The question becomes: can we design universal architectures? Type O blood works because it lacks antigens—defined by absence of specificity. General-purpose transformers succeed similarly, avoiding task-specific inductive biases. They’re compatible across domains because they don’t encode domain assumptions into their structure.

Engineering Compatible Encodings

But there’s tension. Type O negative serves as universal donor through minimalism—no A antigen, no B antigen, no Rh factor. Maximum compatibility, minimum information. Specialized blood types carry more markers, enabling more sophisticated immune responses but restricting transfusion options. The Rh system operates independently of ABO, adding another compatibility dimension. Separate encoding axes that must both align for successful transfer.

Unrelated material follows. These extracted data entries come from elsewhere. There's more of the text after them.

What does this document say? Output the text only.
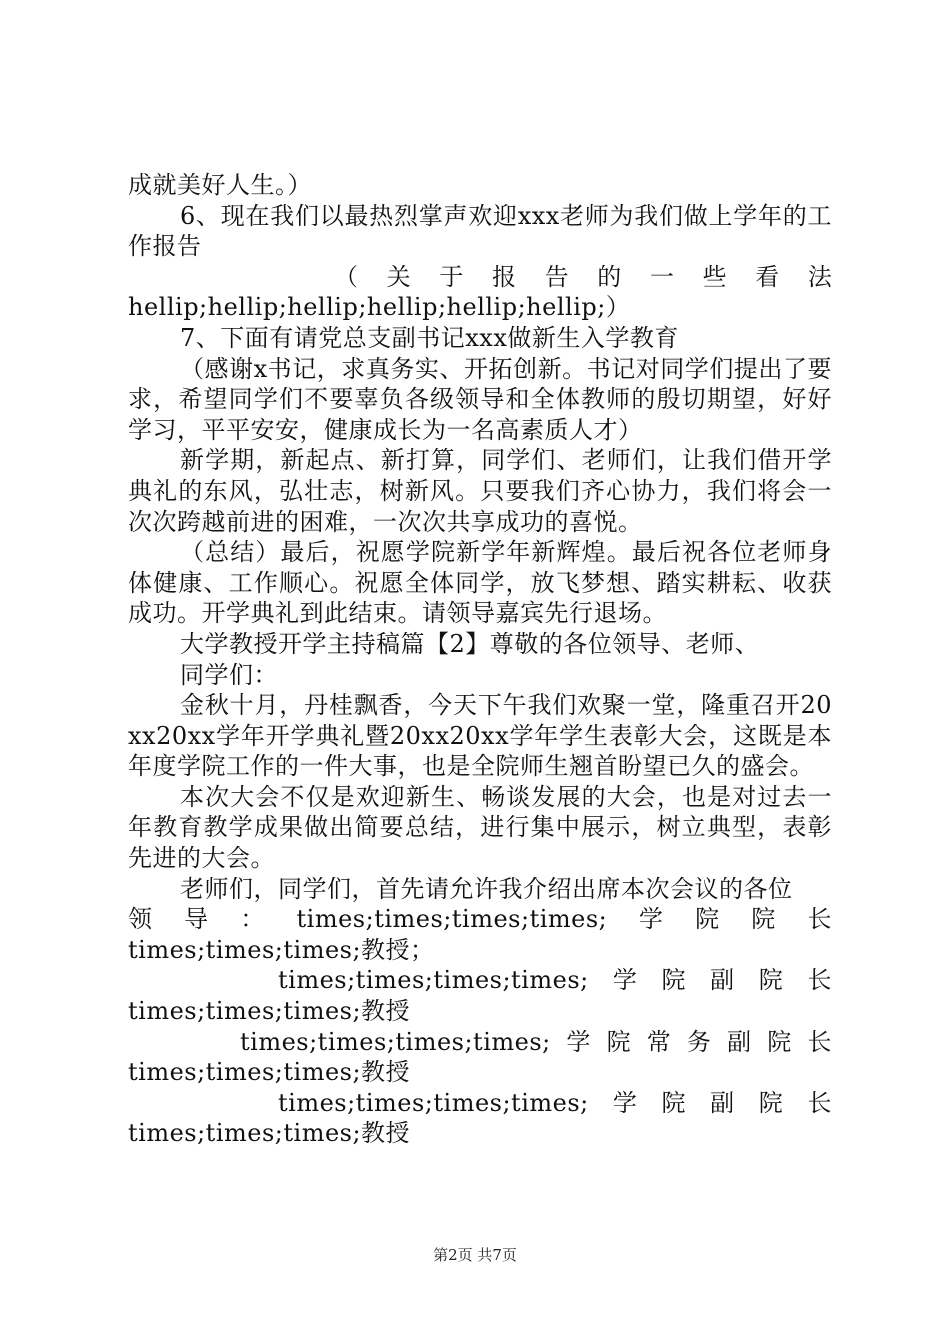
成就美好人生。）

6、现在我们以最热烈掌声欢迎xxx老师为我们做上学年的工作报告

（ 关 于 报 告 的 一 些 看 法

hellip;hellip;hellip;hellip;hellip;hellip;）

7、下面有请党总支副书记xxx做新生入学教育

（感谢x书记，求真务实、开拓创新。书记对同学们提出了要求，希望同学们不要辜负各级领导和全体教师的殷切期望，好好学习，平平安安，健康成长为一名高素质人才）

新学期，新起点、新打算，同学们、老师们，让我们借开学典礼的东风，弘壮志，树新风。只要我们齐心协力，我们将会一次次跨越前进的困难，一次次共享成功的喜悦。

（总结）最后，祝愿学院新学年新辉煌。最后祝各位老师身体健康、工作顺心。祝愿全体同学，放飞梦想、踏实耕耘、收获成功。开学典礼到此结束。请领导嘉宾先行退场。

大学教授开学主持稿篇【2】尊敬的各位领导、老师、

同学们：

金秋十月，丹桂飘香，今天下午我们欢聚一堂，隆重召开20xx20xx学年开学典礼暨20xx20xx学年学生表彰大会，这既是本年度学院工作的一件大事，也是全院师生翘首盼望已久的盛会。

本次大会不仅是欢迎新生、畅谈发展的大会，也是对过去一年教育教学成果做出简要总结，进行集中展示，树立典型，表彰先进的大会。

老师们，同学们，首先请允许我介绍出席本次会议的各位

领 导 ： times;times;times;times; 学 院 院 长

times;times;times;教授；

times;times;times;times; 学 院 副 院 长

times;times;times;教授

times;times;times;times; 学 院 常 务 副 院 长

times;times;times;教授

times;times;times;times; 学 院 副 院 长

times;times;times;教授

第2页 共7页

The same trade-off appears in representation learning. Composable transformations—stacking identical geometric operations across layers—generate extraordinary capability through recursive composition. But specialized architectures might outperform on specific tasks while sacrificing transferability.

Perhaps we need explicit compatibility matrices for learned representations. Not just hoping architectures transfer, but formalizing which representation spaces can exchange information. Understanding that sometimes the most powerful encoding is the one that says less, allowing others to fill in what’s needed.

Four letters in my case. Four blood types in the ABO system. The number matters less than the matching.